Foxtel CMO Andy Lark has labelled Facebook's treatment of users “appalling” and urged marketers to question whether they should invest in the social media platform in the wake of the Cambridge Analytica scandal.
Lark, a former CommBank CMO who helped lead the bank's digital transformation, is the most senior marketer in this country to publicly criticise Facebook after it emerged Cambridge Analytica obtained the data to millions of Facebook users to manipulate the 2016 US election.
Speaking to Paul McIntyre, editor at large for Foxtel's ad sales house MCN, Lark said the scandal has a number of major implications for marketers.
“First of all it causes you to go, 'that's a pretty appalling way to treat your customers and treat your customers' data',” Lark said. “[Marketers should] scrutinise what we're doing to make sure we're an order of magnitude better than that.
“The second thing it causes you to do as a marketer is go, 'should I be sponsoring or investing in parties that behave this way'? Elon Musk doesn't think so.”

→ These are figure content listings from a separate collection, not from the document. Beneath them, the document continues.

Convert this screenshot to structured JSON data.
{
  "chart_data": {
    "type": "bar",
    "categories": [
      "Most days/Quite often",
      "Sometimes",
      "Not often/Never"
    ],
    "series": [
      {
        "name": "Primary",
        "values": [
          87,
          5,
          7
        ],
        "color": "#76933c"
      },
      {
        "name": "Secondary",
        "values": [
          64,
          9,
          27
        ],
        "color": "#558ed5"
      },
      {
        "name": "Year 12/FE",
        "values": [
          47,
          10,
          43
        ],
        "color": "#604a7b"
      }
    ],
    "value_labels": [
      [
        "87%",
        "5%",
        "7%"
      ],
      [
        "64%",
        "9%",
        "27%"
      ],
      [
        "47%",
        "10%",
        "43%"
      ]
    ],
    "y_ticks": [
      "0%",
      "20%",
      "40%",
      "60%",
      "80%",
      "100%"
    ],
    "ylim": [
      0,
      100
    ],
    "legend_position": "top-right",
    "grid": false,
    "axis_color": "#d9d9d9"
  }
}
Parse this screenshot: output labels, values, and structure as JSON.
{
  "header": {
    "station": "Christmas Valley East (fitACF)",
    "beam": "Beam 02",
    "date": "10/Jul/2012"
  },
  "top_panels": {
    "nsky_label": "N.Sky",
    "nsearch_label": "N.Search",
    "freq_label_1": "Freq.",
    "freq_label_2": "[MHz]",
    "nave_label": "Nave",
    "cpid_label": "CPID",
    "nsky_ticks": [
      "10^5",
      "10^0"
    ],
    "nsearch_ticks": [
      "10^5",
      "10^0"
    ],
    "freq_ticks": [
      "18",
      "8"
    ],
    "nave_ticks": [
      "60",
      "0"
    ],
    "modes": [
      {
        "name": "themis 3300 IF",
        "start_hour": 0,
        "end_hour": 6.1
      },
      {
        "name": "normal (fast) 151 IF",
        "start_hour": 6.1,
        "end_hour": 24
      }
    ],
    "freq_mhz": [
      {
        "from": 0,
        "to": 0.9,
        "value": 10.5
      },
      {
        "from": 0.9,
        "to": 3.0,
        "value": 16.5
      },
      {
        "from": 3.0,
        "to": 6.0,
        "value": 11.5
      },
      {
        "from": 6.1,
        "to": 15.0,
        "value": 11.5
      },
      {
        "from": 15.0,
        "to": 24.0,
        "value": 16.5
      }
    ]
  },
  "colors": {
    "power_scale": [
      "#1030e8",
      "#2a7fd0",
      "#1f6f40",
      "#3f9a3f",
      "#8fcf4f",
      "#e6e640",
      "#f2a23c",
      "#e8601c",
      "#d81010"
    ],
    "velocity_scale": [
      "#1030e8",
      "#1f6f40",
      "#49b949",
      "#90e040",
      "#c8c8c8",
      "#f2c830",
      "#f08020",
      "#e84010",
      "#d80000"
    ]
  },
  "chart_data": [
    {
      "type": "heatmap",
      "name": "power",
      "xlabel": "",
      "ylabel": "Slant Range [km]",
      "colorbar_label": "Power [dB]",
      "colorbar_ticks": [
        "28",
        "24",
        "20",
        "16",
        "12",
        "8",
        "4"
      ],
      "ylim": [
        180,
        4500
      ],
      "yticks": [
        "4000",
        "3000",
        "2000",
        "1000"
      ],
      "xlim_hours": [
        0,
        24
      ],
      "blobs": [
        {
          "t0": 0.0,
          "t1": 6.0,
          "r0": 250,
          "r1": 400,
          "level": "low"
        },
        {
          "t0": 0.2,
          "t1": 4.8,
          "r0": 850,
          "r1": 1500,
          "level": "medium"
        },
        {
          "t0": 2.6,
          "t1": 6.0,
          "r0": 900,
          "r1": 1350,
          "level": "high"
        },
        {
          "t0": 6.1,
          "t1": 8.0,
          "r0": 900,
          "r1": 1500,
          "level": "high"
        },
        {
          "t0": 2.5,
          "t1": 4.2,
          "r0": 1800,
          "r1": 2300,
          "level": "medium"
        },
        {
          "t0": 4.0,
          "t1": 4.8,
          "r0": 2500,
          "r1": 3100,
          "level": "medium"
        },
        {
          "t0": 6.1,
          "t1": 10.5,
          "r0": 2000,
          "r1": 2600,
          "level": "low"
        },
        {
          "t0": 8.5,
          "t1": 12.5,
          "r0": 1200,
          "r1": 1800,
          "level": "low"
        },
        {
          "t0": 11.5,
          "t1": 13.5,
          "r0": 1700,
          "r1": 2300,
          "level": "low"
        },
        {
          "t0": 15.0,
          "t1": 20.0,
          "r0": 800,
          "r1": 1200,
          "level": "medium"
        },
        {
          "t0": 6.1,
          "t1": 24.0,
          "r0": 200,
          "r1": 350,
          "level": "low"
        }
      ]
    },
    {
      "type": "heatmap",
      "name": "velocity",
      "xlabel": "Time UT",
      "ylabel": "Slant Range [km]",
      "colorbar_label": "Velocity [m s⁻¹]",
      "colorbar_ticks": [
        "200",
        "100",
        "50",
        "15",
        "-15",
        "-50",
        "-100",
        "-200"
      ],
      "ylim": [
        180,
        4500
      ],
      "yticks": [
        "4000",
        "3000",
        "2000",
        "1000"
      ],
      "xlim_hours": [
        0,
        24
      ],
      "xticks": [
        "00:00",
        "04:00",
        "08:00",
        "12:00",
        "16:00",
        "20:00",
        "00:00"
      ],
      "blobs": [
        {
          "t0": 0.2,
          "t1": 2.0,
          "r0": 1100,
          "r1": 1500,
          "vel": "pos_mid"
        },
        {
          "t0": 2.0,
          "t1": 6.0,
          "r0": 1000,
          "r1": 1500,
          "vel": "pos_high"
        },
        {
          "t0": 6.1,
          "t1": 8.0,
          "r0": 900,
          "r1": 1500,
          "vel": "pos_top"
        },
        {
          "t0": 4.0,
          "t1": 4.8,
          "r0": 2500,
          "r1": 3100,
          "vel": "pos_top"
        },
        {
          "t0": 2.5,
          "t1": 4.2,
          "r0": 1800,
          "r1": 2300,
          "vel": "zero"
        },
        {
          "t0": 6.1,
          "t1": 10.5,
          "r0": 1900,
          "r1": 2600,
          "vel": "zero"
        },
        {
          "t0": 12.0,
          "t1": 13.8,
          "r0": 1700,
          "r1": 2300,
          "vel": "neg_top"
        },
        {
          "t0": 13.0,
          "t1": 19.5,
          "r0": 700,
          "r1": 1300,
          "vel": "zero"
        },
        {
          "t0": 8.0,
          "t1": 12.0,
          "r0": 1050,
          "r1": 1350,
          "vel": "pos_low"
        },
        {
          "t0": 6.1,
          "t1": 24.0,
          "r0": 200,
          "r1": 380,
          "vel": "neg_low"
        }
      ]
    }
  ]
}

Lark admits that marketers in smaller businesses cannot afford to ditch Facebook as a cost-effective marketing platform.
“But for larger scale marketers,” he added. “You have the right to stand up and go, 'clean up your act, this is not ok'. I think we have a bigger role to educate consumers about when they log-in to Facebook, what data are they giving away and who has access to that data.”
Facebook has consistently pointed out that it never allowed developers to on-sell data and that a Cambridge University academic Aleksandr Kogan breached Facebook's privacy rules when passing on app data to Cambridge Analytica. In a globall press call last week which AdNews was invited to join, global CEO Mark Zuckerberg admitted mistakes were made and said he would take legal action against the data company if required.
At the recent Starcom Media Futures event, Facebook ANZ managing director William Easton apologised to a room full of marketers for “failing to meet user expectations”, a sentiment that has been echoed by Zuckerberg at a US Senate hearing today.
Easton said that advertisers had been largely supportive of Facebook in the wake of the scandal. Zuckerberg also said there had been no 'meaningful impact' on advertisers.
Lark's personal view on Facebook has cooled recently because he believes the platform has become “incredibly expensive” and incredibly hard to reach and audience”.
He also believes there is a group of influential CMOs who are “thinking the issue through”, but on the other side there is a “big bunch of digital marketers” who would “rather go with the flow”.
“The other thing that is happening is that media as a whole is getting better and better and marketing attribution models are maturing faster and faster,” he added.
“So we are actually all becoming far more astute at understanding it's ultimately all about the mix and marketers understanding that they can dial down Facebook or Google because they understand the effectiveness.”
'They're a media company'
At the centre of the scandal is the role of Facebook in society and how regulators should treat the social media platform that has long resisted calls it should be subject to media regulation.
“They're a media company and they need to get over it,” he adds. “If any media company behaved the way they behaved, I don't know what would happen to them. They'd certainly be suffering through immense libel suits and they'd certainly be under enormous government scrutiny. We wouldn't just have a banking enquiry, we'd have a media enquiry.”
To further elaborate the point, Lark questioned what would happen if any major newspaper allowed any organisation to run whatever ads it liked and if there was a section that allowed anybody to voice whatever opinions they wanted.
“We might even have a harassment column where we can pick someone like Steve Smith, who might have annoyed us this week – we're just going to go to town on him and you can write anything you want uncensored because we're a platform and we want to make the world a better place and we're about democracy and freedom,” Lark added.
“If any publisher did that it would game over.”
The Foxtel CMO said tech companies need to take a level of responsibility for policing bad actors on the platform.
“If you have an algorithm that can predict someone else's political preferences and sell that algorithm to somebody else ... you certainly have intelligence and super powers to get rid of all of the bad actors, prevent governments from being manipulated and people being manipulated unfairly,” he adds.
“Government has to play a greater role to ensure that companies that are media companies behave to the same standard that media companies are all held to.”